May 22, 2015 1,659 Views
Abu Hamzah al-Muhajir
(rahimahullah) pernah menyampaikan pesannya kepada fraksi nasionalis di Iraq , “Kepada yang berjuang untuk bangsa dibawah
panji nasionalis patriotis, Saya
katakan, seseorang yang datang
kepada Rasul shallallahu alaihi wa sallam –dalam Bukhari & Muslim riwayat
Abu Musa- bertanya ‘ya Rasullullah, siapakah yang berperang di jalan Allah?
Seseorang mungkin berperang karena kemarahanya atau perang karena hamiyyah
(kesombongan)?

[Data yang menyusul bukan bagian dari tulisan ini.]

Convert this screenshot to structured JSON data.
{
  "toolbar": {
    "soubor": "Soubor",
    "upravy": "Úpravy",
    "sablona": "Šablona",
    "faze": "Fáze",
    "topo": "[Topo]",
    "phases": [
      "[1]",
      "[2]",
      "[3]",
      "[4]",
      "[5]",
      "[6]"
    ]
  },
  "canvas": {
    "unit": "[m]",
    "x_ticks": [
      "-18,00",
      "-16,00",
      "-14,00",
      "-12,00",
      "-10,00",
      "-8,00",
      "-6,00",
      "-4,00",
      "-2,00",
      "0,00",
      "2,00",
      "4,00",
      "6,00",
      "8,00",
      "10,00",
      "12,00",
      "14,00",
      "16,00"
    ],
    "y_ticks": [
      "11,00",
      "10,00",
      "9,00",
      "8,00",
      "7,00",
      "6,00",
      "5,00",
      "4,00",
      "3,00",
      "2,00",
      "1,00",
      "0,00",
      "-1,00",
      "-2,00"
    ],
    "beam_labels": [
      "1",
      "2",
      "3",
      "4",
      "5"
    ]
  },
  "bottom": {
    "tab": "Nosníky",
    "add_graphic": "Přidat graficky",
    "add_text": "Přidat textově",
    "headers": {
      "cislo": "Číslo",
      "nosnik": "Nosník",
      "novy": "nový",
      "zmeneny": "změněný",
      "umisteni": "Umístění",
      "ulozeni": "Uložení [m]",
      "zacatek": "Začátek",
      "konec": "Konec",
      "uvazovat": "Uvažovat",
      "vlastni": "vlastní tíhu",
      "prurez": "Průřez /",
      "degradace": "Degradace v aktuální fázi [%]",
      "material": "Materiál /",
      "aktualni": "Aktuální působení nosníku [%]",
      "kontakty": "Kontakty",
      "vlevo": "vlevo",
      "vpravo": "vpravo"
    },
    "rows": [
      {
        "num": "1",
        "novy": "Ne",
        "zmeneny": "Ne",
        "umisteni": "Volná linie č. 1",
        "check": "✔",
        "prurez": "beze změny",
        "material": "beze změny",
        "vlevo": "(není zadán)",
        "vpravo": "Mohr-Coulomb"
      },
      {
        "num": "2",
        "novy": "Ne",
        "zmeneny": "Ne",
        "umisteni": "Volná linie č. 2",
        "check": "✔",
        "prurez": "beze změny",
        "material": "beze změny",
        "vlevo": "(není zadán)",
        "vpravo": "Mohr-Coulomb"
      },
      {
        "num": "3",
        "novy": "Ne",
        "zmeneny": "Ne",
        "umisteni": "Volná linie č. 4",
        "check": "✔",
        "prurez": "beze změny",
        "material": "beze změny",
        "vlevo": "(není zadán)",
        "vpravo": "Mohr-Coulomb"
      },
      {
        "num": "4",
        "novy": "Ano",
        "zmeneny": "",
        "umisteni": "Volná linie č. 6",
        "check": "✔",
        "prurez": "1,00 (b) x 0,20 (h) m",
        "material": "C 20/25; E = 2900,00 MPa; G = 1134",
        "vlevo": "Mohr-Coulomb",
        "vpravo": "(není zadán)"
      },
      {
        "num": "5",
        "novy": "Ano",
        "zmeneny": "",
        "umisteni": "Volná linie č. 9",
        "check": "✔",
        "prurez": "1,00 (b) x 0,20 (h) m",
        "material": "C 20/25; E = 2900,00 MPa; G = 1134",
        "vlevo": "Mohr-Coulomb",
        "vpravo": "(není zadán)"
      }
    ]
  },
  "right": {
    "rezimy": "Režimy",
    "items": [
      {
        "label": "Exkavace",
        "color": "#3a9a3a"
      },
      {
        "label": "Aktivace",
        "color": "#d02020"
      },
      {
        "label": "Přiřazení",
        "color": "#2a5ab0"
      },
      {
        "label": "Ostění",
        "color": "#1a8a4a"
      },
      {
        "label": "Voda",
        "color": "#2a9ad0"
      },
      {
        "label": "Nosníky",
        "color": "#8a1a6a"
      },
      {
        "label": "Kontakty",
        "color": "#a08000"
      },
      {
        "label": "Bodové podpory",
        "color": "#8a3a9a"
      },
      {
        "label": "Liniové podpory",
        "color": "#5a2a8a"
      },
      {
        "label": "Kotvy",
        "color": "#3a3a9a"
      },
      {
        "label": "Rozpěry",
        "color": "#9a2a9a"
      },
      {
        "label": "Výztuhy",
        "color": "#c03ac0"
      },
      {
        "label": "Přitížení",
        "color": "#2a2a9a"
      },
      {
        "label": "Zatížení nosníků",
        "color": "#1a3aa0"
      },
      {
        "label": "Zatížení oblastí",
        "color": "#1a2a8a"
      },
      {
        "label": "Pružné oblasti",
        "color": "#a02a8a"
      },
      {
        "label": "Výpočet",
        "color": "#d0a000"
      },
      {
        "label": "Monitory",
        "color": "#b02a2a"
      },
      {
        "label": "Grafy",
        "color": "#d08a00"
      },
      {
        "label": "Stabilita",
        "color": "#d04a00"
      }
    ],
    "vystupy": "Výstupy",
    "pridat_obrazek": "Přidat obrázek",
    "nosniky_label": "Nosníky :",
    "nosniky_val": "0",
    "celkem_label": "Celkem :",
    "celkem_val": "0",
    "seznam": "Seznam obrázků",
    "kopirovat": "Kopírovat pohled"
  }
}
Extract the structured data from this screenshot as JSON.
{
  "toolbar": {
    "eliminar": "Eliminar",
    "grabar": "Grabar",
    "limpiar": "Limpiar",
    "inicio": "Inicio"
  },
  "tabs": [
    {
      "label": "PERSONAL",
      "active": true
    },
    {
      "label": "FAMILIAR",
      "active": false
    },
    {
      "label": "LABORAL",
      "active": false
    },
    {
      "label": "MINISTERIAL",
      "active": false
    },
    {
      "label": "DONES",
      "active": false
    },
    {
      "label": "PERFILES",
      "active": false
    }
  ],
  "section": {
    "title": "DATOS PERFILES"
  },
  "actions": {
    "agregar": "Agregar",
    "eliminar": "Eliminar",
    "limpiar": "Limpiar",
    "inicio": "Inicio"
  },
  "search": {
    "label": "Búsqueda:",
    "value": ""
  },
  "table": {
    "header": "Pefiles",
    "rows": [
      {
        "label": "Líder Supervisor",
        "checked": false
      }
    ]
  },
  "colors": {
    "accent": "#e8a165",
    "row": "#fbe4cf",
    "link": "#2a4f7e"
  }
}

Maka Rasul shallallahu
alaihi wa sallam mengangkat kepalanya dan berkata “siapapun yang berperang
supaya kalimat Allah itu tinggi maka ia berperang di jalan Allah,”.
An Nawawi, Ibnu Hajar dan yang
lainnya mengatakan bahwa hamiyyah adalah
berperang untuk harga diri, iri hati atau mempertahankan marga/keluarganya.
Kemudian, Al Hafidh Ibnu Hajar dalam bukunya ‘Al Fath’, dikatakan bahwa:
“Mungkin saja seseorang berperang untuk menolak bahaya dan berperang
karena marah bisa berarti perang untuk mencari keuntungan”.
Jadi apakah perang kalian, wahai
manusia, bertujuan sebagaimana apa yang Rasul shallallahu alaihi wa sallam
peringatkan? Yang dikehendaki syari’ah Allah seperti al Hafidh ibnu Hajar dalam
‘Al Fath’ mengatakan:
“Perang itu tidaklah fi sabilillah kecuali kalau peperangan itu hanya
untuk kalimat Allah yang paling tinggi”.
Pembebasan negeri dan tujuan lain
di dalamnya adalah akiba, bukan tujuan. Anda tahu keburukan perang ini,
sebagaimana para penguasa arab hari ini yang naik tahta kekuasaan dengan
bendera nasionalisme. Apa hasilnya? Bukankah kerugian dunia dan akhirat?
[Makalah Kedua].
Amirul Mukminin Abu ‘Umar al
Baghdadi (rahimahullah) mengatakan:
“Pemikiran nasionalisme dan
patriotisme bertolak belakang dengan Agama dalam banyak hal yang mendasar.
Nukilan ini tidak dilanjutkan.